Nell’ultimo secolo, grazie alle teorie di diversi ricercatori nel campo della fisica (per primo Einstein), sappiamo che anche le sole aspettative dell’osservatore hanno la capacità di influenzare la realtà circostante e l’esito di un esperimento.
Nelle ricerche scientifiche, si cerca infatti di escludere la componente umana attraverso il “cieco” o “doppio cieco”: osservatore e/o osservato non devono conoscere gli obiettivi della ricerca.
Attraverso le emozioni, lo sguardo ed il colore della pelle apportano reazioni visibili che sembrano essere la prima forma di comunicazione sociale mai esistita, ancor prima del linguaggio.
Esse hanno origine da innumerevoli fattori sia interni (stato di salute, idee, ricordi…) che esterni (eventi, persone, luoghi…). Le emozioni sono in larghissima parte all’infuori del nostro controllo, sono di breve durata ed intense; i sentimenti hanno durata più lunga rispetto alle emozioni, sono più intime ed in genere meno evidenti fisicamente. In un certo qual modo quest’ultime possono subire il nostro controllo volontario.

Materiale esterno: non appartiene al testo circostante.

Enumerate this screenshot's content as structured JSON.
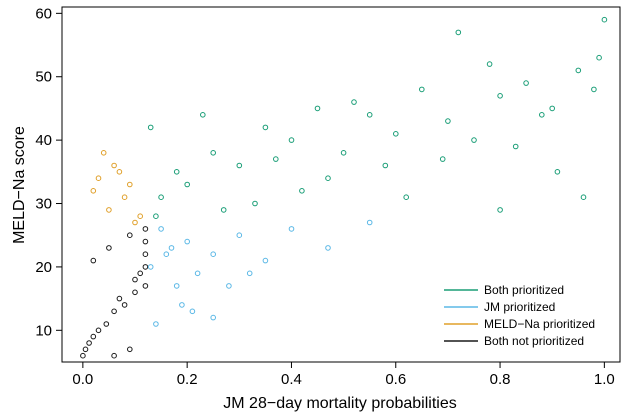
{
  "chart_data": {
    "type": "scatter",
    "title": "",
    "xlabel": "JM 28−day mortality probabilities",
    "ylabel": "MELD−Na score",
    "xlim": [
      -0.04,
      1.03
    ],
    "ylim": [
      5,
      61
    ],
    "x_ticks": [
      "0.0",
      "0.2",
      "0.4",
      "0.6",
      "0.8",
      "1.0"
    ],
    "y_ticks": [
      "10",
      "20",
      "30",
      "40",
      "50",
      "60"
    ],
    "grid": false,
    "legend_position": "bottom-right",
    "series": [
      {
        "name": "Both prioritized",
        "color": "#1a9e77"
      },
      {
        "name": "JM prioritized",
        "color": "#5bb8e6"
      },
      {
        "name": "MELD−Na prioritized",
        "color": "#e0a02a"
      },
      {
        "name": "Both not prioritized",
        "color": "#1a1a1a"
      }
    ],
    "points": {
      "both_not": [
        [
          0.0,
          6
        ],
        [
          0.005,
          7
        ],
        [
          0.012,
          8
        ],
        [
          0.02,
          9
        ],
        [
          0.03,
          10
        ],
        [
          0.045,
          11
        ],
        [
          0.06,
          13
        ],
        [
          0.08,
          14
        ],
        [
          0.07,
          15
        ],
        [
          0.1,
          16
        ],
        [
          0.12,
          17
        ],
        [
          0.1,
          18
        ],
        [
          0.11,
          19
        ],
        [
          0.12,
          20
        ],
        [
          0.12,
          22
        ],
        [
          0.12,
          24
        ],
        [
          0.12,
          26
        ],
        [
          0.06,
          6
        ],
        [
          0.09,
          7
        ],
        [
          0.02,
          21
        ],
        [
          0.05,
          23
        ],
        [
          0.09,
          25
        ]
      ],
      "jm": [
        [
          0.13,
          20
        ],
        [
          0.16,
          22
        ],
        [
          0.2,
          24
        ],
        [
          0.25,
          22
        ],
        [
          0.3,
          25
        ],
        [
          0.35,
          21
        ],
        [
          0.4,
          26
        ],
        [
          0.47,
          23
        ],
        [
          0.55,
          27
        ],
        [
          0.19,
          14
        ],
        [
          0.21,
          13
        ],
        [
          0.25,
          12
        ],
        [
          0.18,
          17
        ],
        [
          0.17,
          23
        ],
        [
          0.22,
          19
        ],
        [
          0.15,
          26
        ],
        [
          0.14,
          11
        ],
        [
          0.32,
          19
        ],
        [
          0.28,
          17
        ]
      ],
      "meld": [
        [
          0.04,
          38
        ],
        [
          0.06,
          36
        ],
        [
          0.03,
          34
        ],
        [
          0.08,
          31
        ],
        [
          0.07,
          35
        ],
        [
          0.05,
          29
        ],
        [
          0.1,
          27
        ],
        [
          0.09,
          33
        ],
        [
          0.02,
          32
        ],
        [
          0.11,
          28
        ]
      ],
      "both": [
        [
          0.14,
          28
        ],
        [
          0.2,
          33
        ],
        [
          0.25,
          38
        ],
        [
          0.3,
          36
        ],
        [
          0.35,
          42
        ],
        [
          0.4,
          40
        ],
        [
          0.45,
          45
        ],
        [
          0.5,
          38
        ],
        [
          0.55,
          44
        ],
        [
          0.6,
          41
        ],
        [
          0.65,
          48
        ],
        [
          0.7,
          43
        ],
        [
          0.75,
          40
        ],
        [
          0.8,
          47
        ],
        [
          0.85,
          49
        ],
        [
          0.9,
          45
        ],
        [
          0.95,
          51
        ],
        [
          1.0,
          59
        ],
        [
          0.72,
          57
        ],
        [
          0.78,
          52
        ],
        [
          0.99,
          53
        ],
        [
          0.98,
          48
        ],
        [
          0.88,
          44
        ],
        [
          0.83,
          39
        ],
        [
          0.62,
          31
        ],
        [
          0.58,
          36
        ],
        [
          0.42,
          32
        ],
        [
          0.33,
          30
        ],
        [
          0.27,
          29
        ],
        [
          0.18,
          35
        ],
        [
          0.13,
          42
        ],
        [
          0.23,
          44
        ],
        [
          0.91,
          35
        ],
        [
          0.96,
          31
        ],
        [
          0.8,
          29
        ],
        [
          0.69,
          37
        ],
        [
          0.52,
          46
        ],
        [
          0.47,
          34
        ],
        [
          0.37,
          37
        ],
        [
          0.15,
          31
        ]
      ]
    }
  }
}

La qualità di ciò che pensiamo, ciò che realmente “siamo dentro” ha inevitabili conseguenze (positive o negative che siano), sul nostro modo di stare al mondo e sulla qualità di vita.
Così come nel sintomo fisico, anche i sentimenti possono essere interpretati come segnali, o a volte veri e propri campanelli d’allarme: misure di emergenza che una volta compresa la causa potrebbero portare consapevolezza e migliore equilibrio: sono tantissime le storie e gli esempi di riscatto dove esperienze negative, difficoltà e dolore sono invece elementi necessari, utili per ritrovare la spinta motivazionale verso nuove scelte, sostituire vecchi comportamenti, ritrovare serenità e abbondanza: bisogna toccare il fondo per potersi rialzare, si sente spesso dire.
Dalla necessità di cura e di aiuto, la cura della mente occupa giustamente il suo ruolo di primaria importanza e di evidente interesse sociale. “Il peggiore dei sacrilegi è il ristagno del pensiero”. Fidel Castro
Anticamente, così come il dolore era attribuito all’influsso demoniaco, anche la pazzia aveva degli attributi soprannaturali. Nell’antica Roma, si pensava che le malattie mentali fossero l’espressione esteriore di dei che influenzavano l’agire dell’uomo. In seguito, Ippocrate identificò nel “ragionamento” dell’uomo la forza delle emozioni e dei sentimenti, attribuendo la malattia mentale ad una vera e propria intossicazione dell’intelletto, più individuale e meno dovuta a fattori esteriori e spirituali.
Già all’ora, tuttavia, si intuì come l’esercizio, il gioco, la musica, il dialogo, la lettura, la socialità, fossero utili e importantissimi ingredienti per migliorare le condizioni degli affetti, così come le intossicazioni (l’abuso di alcool), potessero influire negativamente sulla mente e sui pensieri.
Con Seneca, la visione filosofica della follia (attribuita all’ira) venne considerata una vera e propria malattia fisica, da curare in quanto “conseguenza di una salute debole”.
Galeno, rinforzò il ruolo fisico della mente-organo nello sviluppo della pazzia; colse tuttavia l’importanza delle abitudini e dell’ambiente, promuovendo rimedi fisici come salassi, bagni caldi e freddi, unguenti e purganti.
Come osservato nel capitolo precedente, fin dai suoi primordi la medicina psichiatrica cercò di analizzare il sintomo anche nel campo della mente e del pensiero.
La scienza medica oggi ha redatto ed etichettato innumerevoli sintomi, che fanno capo a patologie o disagi più o meno gravi e che si studiano nella branca della medicina psichiatrica. I trattamenti, i rimedi, a seconda dei casi, possono essere vari.
Partendo dal “semplice” colloquio completato da valutazioni ed esercizi (cura psicologica), abbiamo la cura farmacologica, fino ad arrivare ai casi più importanti dove il paziente può essere assistito in speciali istituti (Centro di Salute Mentale), dove fino a qualche anno fa si applicava, tra le tante, la terapia con l’elettricità.